1. Find the general solution of the differential equation: \(y'+2ty=2te^{-t^2}\)
\(y=(t^2+C)e^{-t^2}\)
2. Find the general solution of the differential equation: \(ty'+y=3t\cos t,\qquad t>0\)
\(y=\dfrac{3(t\sin(t)+\cos(t))+C}{t}\)
3. Find the solution to the initial value problem and the interval of validity:
\(\dfrac{dy}{dt}+\dfrac{2y}{t}=\dfrac{\cos t}{t^2}\qquad\) \(y(1)=\dfrac{1}{2},\qquad\) \(t>0\)
\(y=\dfrac{\sin(t)+\dfrac{1}{2}-\sin(1)}{t^2}, \quad\) \(I.V. =(0,\infty)\)
4. Consider the initial value problem \[y'+2y=5-t,\qquad y(0)=y_0.\] Find the value \(y_0\) for which the solution touches, but does not cross the \(t\)-axis.

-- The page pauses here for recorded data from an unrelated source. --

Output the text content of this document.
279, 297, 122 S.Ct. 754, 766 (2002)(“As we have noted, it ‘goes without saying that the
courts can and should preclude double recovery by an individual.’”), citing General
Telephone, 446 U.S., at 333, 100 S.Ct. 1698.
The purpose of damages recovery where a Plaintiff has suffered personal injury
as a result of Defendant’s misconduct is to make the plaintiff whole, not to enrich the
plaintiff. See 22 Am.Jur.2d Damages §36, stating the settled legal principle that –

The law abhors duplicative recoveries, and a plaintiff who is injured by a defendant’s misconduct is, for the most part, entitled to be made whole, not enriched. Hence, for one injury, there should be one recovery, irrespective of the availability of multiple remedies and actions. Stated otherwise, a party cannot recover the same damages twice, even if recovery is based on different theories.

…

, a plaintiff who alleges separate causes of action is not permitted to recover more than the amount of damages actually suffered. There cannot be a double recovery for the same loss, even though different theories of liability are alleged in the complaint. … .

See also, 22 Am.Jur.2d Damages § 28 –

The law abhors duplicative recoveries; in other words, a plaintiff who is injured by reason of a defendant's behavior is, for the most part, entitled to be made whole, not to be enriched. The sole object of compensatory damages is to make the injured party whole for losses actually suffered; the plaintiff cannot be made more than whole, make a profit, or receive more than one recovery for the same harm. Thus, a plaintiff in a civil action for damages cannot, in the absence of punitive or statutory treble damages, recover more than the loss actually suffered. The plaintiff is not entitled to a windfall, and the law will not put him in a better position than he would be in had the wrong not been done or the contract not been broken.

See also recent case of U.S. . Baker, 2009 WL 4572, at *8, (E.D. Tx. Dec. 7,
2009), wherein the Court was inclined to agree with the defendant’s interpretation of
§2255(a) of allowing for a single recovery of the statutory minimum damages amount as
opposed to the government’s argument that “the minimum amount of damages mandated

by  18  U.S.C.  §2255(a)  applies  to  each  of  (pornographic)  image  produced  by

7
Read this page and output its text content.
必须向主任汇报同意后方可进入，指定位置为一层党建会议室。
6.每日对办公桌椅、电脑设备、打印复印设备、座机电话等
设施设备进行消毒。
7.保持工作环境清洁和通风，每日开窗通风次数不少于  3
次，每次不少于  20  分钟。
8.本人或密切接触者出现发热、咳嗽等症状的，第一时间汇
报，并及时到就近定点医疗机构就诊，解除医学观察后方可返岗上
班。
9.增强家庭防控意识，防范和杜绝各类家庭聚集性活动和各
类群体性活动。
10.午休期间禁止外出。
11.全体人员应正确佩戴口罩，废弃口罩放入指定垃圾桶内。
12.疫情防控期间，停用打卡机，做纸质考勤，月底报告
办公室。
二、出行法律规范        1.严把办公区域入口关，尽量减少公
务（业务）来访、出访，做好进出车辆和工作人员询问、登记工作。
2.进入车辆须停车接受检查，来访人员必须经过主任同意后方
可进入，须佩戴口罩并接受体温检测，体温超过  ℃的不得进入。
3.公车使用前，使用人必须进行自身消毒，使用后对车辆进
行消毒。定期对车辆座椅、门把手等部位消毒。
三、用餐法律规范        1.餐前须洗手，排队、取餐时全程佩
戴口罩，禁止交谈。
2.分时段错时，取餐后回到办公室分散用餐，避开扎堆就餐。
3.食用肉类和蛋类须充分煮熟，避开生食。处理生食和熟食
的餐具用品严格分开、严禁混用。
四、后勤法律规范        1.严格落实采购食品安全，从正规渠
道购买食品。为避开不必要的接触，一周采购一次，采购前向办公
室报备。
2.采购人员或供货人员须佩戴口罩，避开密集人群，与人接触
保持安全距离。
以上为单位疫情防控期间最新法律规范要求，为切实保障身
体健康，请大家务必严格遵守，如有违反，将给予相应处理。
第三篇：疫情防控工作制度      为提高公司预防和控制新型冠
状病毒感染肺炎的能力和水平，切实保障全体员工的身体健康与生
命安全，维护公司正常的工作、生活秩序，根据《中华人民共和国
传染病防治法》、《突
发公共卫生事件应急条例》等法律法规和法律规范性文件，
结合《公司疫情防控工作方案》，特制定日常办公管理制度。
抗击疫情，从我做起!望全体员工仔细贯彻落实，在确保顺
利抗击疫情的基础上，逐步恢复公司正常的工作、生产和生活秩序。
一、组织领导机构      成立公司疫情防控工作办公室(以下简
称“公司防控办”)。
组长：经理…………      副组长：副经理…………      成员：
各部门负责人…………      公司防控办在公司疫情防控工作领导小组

Video Errata: At the 10:30 mark, the presenter wrote \(\dfrac{11}{4}-\dfrac{t_1}{4}+(y_0-\dfrac{11}{4})e^{-2t_1}=0\) but we should have \(\dfrac{11}{4}-\dfrac{t_1}{2}+(y_0-\dfrac{11}{4})e^{-2t_1}=0\). Continuing from there, we still get that \(t_1=5\), but now we have the equation \(\dfrac{11}{4}-\dfrac{5}{2}+(y_0-\dfrac{11}{4})e^{-10}=0\). Solving for \(y_0\) then gives us that \(y_0=\dfrac{11}{4}-\dfrac{1}{4}e^{10}\).
\(y_0=\dfrac{11}{4}-\dfrac{1}{4}e^{10}\)